MRPC’s top federal priorities are:

  • In general concerns: to stop implementation of the Waters of the United States (WOTUS) by EPA and US Corps of Engineers; to encourage all parties to work together for the betterment of the country; and to lower the salary on the overtime rule to reduce the undue hardship it places on many employers;
  • In transportation: to increase federal funding for improvements to highways 50 and 63; to provide enhanced and sustainable funding for the nation’s highway, aviation and transit needs; and to encourage the Federal Highway Administration to be more flexible in allowing federal highways become toll roads to finance improvements;
  • In economic and community development: to continue to promote Fort Leonard Wood; to provide high speed internet to all residents; to provide more federal assistance for public infrastructure; and to advocate and fully fund programs such as the Economic Development Administration, Community Development Block Grants and the Delta Regional Authority;
  • In health care and social service issues: to equalize Medicare and Medicaid reimbursement rates for rural and urban hospitals and to continue to fund quality health care for uninsured; underinsured and the underserved population in the region; to repeal or correct nonworking components of the Health Care Reform Act; to encourage Medicaid and provide providers to increase preventative services; and to support full administrative funding for public housing agencies;
  • In energy: to continue to oppose Cap and Trade legislations; to continue to work toward energy independence; and encourage the development of Keystone and other pipelines;
  • In homeland security and emergency preparedness: support continued funding and expanded missions for Fort Leonard Wood; ensure rural regions receive adequate resources and access to homeland security and emergency preparedness programs; and build on the skills of regional planning commissions to coordinate homeland security and emergency preparedness activities on a regional basis;
  • In education: support technical training initiatives; encourage greater emphasis on reading, writing, math, fine arts and science skills; and encourage additional funding to assist students with federal grants and loans; and
  • In local government: eliminate unfunded federal mandates to states; develop and implement a plan to collect sales tax on Internet sales which will be redistributed to state and local governments; preserve the current tax exemption for municipal bonds; and continue mandatory funding for Payment of Lieu of Taxes program and Secure Rural Schools Act as well as make those funds more flexible.

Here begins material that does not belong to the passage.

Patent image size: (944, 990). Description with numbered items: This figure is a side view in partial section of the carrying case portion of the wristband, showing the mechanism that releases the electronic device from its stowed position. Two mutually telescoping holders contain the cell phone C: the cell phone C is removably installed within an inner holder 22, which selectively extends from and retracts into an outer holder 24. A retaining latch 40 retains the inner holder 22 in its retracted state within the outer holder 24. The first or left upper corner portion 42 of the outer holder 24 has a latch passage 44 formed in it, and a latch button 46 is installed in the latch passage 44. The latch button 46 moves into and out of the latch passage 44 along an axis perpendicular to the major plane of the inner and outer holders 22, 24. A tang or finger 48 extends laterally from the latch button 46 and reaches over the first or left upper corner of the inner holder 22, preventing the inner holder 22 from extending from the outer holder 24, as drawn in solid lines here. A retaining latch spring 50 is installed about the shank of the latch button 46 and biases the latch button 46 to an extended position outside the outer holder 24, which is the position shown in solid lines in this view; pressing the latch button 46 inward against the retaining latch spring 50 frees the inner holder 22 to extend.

In other business, the MRPC board:

  • Approved a revised budget for MRPC with the revision being a net increase in revenue of $689 for FY 2017-18. MRPC expects revenues of $1,779,170 and expenditures of $1,764,566, leaving a balance of $14,604;
  • Encouraged board members to work to help fill an at-large vacancy representing small business. This person could be from any of the eight MRPC counties;
  • Discussed the Entrepreneur Assessment presented at the Comprehensive Economic Development Strategy (CEDS) meeting Jan. 16;
  • Discussed plans for the MRPC Day at the Capitol, scheduled Jan. 23;
  • Learned that Meramec Regional Development Corporation still has funds to loan to small businesses needing financing; and
  • Learned the Meramec Regional Community Foundation (MRCF) grant cycle is open until Jan. 31. These are $250 community grants.

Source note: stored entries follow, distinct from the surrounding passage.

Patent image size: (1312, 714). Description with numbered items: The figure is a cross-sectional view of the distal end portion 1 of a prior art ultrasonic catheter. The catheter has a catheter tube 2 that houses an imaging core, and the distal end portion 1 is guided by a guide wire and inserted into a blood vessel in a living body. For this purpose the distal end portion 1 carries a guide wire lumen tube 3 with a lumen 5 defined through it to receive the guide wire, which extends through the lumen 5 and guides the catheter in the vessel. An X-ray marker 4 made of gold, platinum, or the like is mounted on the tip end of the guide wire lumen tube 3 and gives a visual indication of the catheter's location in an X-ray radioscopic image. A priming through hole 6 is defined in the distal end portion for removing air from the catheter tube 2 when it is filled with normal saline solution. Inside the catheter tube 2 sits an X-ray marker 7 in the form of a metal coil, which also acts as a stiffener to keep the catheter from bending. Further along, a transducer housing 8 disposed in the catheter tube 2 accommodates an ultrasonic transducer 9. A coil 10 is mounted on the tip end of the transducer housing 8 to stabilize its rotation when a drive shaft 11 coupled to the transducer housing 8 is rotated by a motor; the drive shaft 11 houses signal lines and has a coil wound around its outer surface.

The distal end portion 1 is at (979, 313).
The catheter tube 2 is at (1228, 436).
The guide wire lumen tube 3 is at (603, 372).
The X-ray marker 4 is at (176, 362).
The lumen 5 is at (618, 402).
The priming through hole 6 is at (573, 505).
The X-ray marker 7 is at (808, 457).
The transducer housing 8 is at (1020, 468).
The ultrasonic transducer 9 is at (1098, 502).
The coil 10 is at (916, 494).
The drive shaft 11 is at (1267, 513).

The next MRPC board meeting will be held on Feb. 15, one week later than the regular meeting due to a conflict with a statewide county commissioners meeting.

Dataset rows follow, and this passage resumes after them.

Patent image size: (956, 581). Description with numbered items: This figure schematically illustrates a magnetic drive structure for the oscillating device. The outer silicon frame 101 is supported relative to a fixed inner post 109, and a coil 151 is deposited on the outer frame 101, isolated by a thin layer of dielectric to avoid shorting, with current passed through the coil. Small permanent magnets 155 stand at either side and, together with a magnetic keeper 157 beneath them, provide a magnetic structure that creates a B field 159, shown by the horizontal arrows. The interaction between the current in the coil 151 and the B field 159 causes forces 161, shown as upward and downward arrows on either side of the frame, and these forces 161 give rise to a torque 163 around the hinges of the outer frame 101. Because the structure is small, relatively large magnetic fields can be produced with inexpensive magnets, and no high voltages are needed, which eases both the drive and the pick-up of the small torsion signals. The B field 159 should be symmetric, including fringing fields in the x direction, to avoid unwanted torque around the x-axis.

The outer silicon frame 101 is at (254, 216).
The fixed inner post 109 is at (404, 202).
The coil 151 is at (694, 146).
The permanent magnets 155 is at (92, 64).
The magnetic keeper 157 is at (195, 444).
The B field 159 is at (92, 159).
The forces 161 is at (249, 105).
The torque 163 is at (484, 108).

Formed in 1969, MRPC is a voluntary council of governments serving Crawford, Dent, Gasconade, Maries, Osage, Phelps, Pulaski and Washington counties and their respective cities. A professional staff of 23, directed by the MRPC board, offers technical assistance and services, such as grant preparation and administration, housing assistance, transportation planning, environmental planning, ordinance codification, business loans and other services to member communities.